After years of struggling to field a next-gen football game that met the expectations of its rabid fan base, EA Sports finally got the vaunted Madden franchise back on the right track last year by adding gang tackling, introducing the oft-requested online franchise mode, and realigning the presentation to bring it more in-synch with television broadcasts. For the encore, developer EA Tiburon isn’t just building on the success from last year – it’s reinventing the most integral part of the gameplay experience.

Unhappy with how players accelerated, changed directions, and carried momentum in past Madden titles, the dev team scrapped its old locomotion engine in favor of a more responsive system. Speed is no longer the most important rating for skill players. The new approach places a much higher emphasis on agility and acceleration as distinguishing factors that separate the stud backs like the Vikings’ Adrian Peterson from mediocre skill position players, like the Bears’ Adrian Peterson.

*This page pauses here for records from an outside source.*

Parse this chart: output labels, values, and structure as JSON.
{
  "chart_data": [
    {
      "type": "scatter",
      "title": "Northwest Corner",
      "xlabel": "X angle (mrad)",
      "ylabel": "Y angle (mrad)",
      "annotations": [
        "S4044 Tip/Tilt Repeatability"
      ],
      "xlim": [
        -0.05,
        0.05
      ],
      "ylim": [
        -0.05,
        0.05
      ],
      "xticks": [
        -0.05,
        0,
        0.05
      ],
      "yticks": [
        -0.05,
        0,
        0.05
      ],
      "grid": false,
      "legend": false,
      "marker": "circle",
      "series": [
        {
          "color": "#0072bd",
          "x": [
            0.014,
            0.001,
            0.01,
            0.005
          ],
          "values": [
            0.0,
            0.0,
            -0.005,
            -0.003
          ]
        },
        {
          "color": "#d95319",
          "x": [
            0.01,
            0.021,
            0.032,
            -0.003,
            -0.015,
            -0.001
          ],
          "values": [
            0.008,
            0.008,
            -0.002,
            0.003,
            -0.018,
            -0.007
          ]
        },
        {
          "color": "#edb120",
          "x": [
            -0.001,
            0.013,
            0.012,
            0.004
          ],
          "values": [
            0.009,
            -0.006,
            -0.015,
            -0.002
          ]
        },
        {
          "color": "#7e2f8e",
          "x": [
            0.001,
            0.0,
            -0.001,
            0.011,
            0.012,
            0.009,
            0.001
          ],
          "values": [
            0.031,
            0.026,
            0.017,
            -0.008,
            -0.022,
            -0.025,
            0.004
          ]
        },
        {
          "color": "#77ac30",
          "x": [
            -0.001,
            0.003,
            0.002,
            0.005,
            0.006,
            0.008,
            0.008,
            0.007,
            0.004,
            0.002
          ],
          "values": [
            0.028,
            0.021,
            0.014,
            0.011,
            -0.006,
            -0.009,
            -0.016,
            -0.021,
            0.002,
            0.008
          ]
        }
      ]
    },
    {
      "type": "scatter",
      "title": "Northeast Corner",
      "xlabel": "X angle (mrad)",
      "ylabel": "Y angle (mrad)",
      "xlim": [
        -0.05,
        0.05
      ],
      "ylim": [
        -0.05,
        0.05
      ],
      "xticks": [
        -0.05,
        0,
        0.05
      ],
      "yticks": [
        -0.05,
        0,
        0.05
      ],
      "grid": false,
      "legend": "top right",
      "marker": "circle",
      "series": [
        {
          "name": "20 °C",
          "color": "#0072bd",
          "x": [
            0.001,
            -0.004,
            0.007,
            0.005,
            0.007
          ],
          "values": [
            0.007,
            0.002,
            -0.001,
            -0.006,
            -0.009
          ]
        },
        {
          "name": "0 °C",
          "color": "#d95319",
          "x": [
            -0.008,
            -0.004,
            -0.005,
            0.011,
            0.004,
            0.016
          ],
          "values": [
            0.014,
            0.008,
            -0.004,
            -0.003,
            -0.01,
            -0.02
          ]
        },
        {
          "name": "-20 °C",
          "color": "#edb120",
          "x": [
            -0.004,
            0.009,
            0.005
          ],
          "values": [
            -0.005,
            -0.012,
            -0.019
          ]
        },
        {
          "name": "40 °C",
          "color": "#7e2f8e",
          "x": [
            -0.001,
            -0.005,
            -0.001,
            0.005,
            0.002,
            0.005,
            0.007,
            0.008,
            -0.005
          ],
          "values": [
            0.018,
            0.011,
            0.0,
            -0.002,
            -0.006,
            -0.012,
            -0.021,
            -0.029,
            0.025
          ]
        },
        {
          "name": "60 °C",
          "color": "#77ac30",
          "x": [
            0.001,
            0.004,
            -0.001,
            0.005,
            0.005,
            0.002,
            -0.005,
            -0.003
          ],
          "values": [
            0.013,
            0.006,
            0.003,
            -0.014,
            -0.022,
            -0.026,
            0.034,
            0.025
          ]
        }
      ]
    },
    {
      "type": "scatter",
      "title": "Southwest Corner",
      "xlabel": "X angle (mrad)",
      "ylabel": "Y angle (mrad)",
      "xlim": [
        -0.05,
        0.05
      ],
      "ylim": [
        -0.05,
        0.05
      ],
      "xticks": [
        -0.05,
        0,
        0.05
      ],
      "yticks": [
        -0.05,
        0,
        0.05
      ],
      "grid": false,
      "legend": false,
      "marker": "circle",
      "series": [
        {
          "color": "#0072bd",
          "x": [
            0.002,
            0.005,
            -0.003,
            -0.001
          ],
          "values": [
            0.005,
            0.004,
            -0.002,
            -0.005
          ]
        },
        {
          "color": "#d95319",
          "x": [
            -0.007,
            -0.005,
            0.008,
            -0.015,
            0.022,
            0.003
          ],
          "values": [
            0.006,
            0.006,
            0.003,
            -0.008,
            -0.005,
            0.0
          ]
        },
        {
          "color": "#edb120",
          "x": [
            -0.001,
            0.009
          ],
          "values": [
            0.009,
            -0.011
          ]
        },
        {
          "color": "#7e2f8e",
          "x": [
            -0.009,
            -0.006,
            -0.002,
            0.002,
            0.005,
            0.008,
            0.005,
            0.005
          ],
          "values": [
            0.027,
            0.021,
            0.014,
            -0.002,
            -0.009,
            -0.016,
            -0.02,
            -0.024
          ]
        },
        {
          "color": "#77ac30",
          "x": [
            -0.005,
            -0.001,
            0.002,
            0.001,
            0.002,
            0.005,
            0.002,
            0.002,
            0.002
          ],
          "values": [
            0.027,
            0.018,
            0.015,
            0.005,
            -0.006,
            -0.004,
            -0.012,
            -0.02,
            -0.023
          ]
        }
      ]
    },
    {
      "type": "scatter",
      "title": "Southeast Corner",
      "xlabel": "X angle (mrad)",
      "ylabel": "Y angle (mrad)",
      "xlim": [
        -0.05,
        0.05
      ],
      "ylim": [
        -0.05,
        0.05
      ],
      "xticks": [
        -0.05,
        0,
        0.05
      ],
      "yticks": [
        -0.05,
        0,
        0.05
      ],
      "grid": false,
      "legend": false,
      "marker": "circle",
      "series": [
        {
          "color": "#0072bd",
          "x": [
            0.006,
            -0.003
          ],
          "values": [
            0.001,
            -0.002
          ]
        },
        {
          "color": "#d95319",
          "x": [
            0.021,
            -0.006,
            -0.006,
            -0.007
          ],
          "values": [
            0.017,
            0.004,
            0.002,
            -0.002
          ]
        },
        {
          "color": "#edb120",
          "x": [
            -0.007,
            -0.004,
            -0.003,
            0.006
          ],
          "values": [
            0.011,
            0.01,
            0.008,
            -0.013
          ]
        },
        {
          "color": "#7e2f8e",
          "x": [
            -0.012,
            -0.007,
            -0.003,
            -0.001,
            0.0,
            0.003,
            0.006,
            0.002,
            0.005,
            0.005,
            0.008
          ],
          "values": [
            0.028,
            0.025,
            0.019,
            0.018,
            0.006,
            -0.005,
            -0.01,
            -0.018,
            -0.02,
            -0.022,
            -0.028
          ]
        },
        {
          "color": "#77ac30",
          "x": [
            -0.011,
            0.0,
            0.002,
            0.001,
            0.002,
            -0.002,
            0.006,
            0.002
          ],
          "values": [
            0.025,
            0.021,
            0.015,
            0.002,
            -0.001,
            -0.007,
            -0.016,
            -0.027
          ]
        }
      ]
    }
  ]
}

Armed with a revamped right analog stick juke system that takes advantage of the new technology, players now have an entire assortment of moves resting under their thumb. If you wiggle the stick back and forth, the running back will stutter step. Pressing the controller far to the left or right prompts the familiar juke, but swinging the analog stick around like throwing an uppercut in Fight Night triggers a dangerous spin move in the direction you rotate the stick. Flicking the stick down activates a high step for avoiding diving tacklers, and holding it forward makes the runner assume the trucking position, which you can then steer by slightly guiding the right analog stick to the left or right. This is an important technique to employ with fumble-prone players, as you can guide the runner strategically to keep the hand holding the ball from taking the brunt of the tackle.

Getting used to the new system takes time, since you must trigger moves much earlier than you did in last year’s game to effectively use them. But after a few quarters I was stringing together killer juke combos that left defenders gasping for air. Tiburon is so confident in how this system improves the running game that it eliminated the sprint button altogether. It sounds like a dangerous move that could provoke the anger of hardcore fans, but EA Canada did the same thing with the NHL series, and it gave the game a more realistic feel.

Running the ball isn’t the only aspect of the game the new locomotion engine improves. Receivers finally try to keep their feet inbounds when making a catch on the sidelines. Backs and receivers immediately square their shoulders and turn upfield when catching comeback passes or screens, which finally eliminates their frustrating tendency to run backwards in past Maddens.

Defenses also benefit from the new locomotion system. Cornerbacks with amazing closing speed can bait quarterbacks into throwing their way by playing loose coverage, and star defensive linemen with impressive acceleration ratings explode toward the quarterback after shedding blocks.